Each team interviewed the elder for about an hour, talking about their life stories: birth, education, parents, siblings, marriages, children, military service, etc. This was the "getting to know you" phase of interviewing. Teams used a variety of media during the interviews: audio recorders, digital video cameras, still photography, and skillful note-taking.

The elders being interviewed include: Samuel Tso, one of the few remaining original Navajo Code Talkers from World War II; Dr. Beulah Allen, one of the first female medical doctors on the Navajo Nation, and recently retired director of the Tsaile, Arizona, Indian Health Services Clinic; Dr. Wilson Aronilth, an author, silversmith and faculty member in the Department of Diné Studies and Diné college; Ruth Roessel, among the founders of Diné College, educator and widow of Dr. Robert Roessel, the first president of Diné College; and Harry Walters, A Navajo culture specialist who recently retired after 35 years as a faculty member of Diné College and director of the Navajo Museum at Diné College.

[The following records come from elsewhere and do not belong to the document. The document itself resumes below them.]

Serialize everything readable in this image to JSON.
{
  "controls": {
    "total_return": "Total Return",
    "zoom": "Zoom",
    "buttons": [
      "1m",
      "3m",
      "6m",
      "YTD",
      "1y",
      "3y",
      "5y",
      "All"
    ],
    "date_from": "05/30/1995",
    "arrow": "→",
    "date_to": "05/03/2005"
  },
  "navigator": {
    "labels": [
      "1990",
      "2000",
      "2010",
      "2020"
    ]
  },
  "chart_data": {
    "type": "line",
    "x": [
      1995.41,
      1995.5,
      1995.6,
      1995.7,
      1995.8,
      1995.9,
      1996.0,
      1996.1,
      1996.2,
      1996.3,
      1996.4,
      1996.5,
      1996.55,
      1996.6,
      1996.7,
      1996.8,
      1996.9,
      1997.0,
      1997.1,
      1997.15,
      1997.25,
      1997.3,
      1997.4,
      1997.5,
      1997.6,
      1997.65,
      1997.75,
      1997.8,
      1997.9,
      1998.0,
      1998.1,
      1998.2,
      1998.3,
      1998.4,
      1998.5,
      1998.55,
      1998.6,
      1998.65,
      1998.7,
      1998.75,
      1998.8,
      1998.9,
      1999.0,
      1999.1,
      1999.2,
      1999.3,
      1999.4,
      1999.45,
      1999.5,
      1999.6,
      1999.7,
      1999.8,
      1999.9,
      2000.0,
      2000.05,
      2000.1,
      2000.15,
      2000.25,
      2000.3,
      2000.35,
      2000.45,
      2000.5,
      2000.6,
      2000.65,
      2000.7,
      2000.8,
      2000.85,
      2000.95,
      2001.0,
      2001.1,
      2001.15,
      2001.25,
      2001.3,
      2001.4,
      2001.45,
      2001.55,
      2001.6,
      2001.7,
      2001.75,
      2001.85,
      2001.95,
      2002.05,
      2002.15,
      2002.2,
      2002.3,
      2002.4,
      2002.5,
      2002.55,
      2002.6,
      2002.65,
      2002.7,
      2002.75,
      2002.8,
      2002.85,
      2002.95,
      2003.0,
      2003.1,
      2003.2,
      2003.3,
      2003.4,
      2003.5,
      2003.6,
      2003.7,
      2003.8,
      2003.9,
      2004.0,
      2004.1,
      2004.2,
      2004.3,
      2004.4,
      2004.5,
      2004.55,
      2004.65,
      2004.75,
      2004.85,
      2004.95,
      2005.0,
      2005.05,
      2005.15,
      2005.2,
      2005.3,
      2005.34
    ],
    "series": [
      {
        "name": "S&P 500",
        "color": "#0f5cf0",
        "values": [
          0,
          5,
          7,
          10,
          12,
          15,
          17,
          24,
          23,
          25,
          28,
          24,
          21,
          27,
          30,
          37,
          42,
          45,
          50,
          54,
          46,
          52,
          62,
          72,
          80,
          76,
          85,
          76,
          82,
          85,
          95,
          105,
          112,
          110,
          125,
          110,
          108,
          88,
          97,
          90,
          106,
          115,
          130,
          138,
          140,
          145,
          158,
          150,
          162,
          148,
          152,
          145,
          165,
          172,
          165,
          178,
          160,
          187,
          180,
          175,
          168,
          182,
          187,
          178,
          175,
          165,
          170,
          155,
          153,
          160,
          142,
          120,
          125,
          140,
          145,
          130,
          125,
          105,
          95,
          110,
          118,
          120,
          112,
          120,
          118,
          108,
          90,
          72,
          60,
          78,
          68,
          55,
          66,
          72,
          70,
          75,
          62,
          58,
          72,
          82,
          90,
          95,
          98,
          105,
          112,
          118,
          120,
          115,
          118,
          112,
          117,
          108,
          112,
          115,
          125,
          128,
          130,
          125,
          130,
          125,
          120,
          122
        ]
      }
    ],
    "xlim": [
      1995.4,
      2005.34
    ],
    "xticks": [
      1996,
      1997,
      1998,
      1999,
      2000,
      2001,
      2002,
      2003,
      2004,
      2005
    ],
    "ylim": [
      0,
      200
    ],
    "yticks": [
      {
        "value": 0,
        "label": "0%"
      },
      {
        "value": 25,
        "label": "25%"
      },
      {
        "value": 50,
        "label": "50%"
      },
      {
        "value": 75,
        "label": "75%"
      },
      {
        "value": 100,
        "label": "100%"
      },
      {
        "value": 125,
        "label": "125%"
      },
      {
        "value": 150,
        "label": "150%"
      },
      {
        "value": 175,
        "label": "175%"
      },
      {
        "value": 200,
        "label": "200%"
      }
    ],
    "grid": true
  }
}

(Above two photos by Miranda Haskie)

(photo by Matt Wandzel)

In the evening, the students gathered in our hogan-shaped dorm for a debriefing discussion of how first interviews went, and how to improve them before the second of three interviews with each elder.

At day's end, students and faculty alike had sore muscles and confident smiles. Friends were made among the students on the teams and with the elders. Only two and a half days into this adventure and we all feel very privileged to be involved in something very important, very meaningful.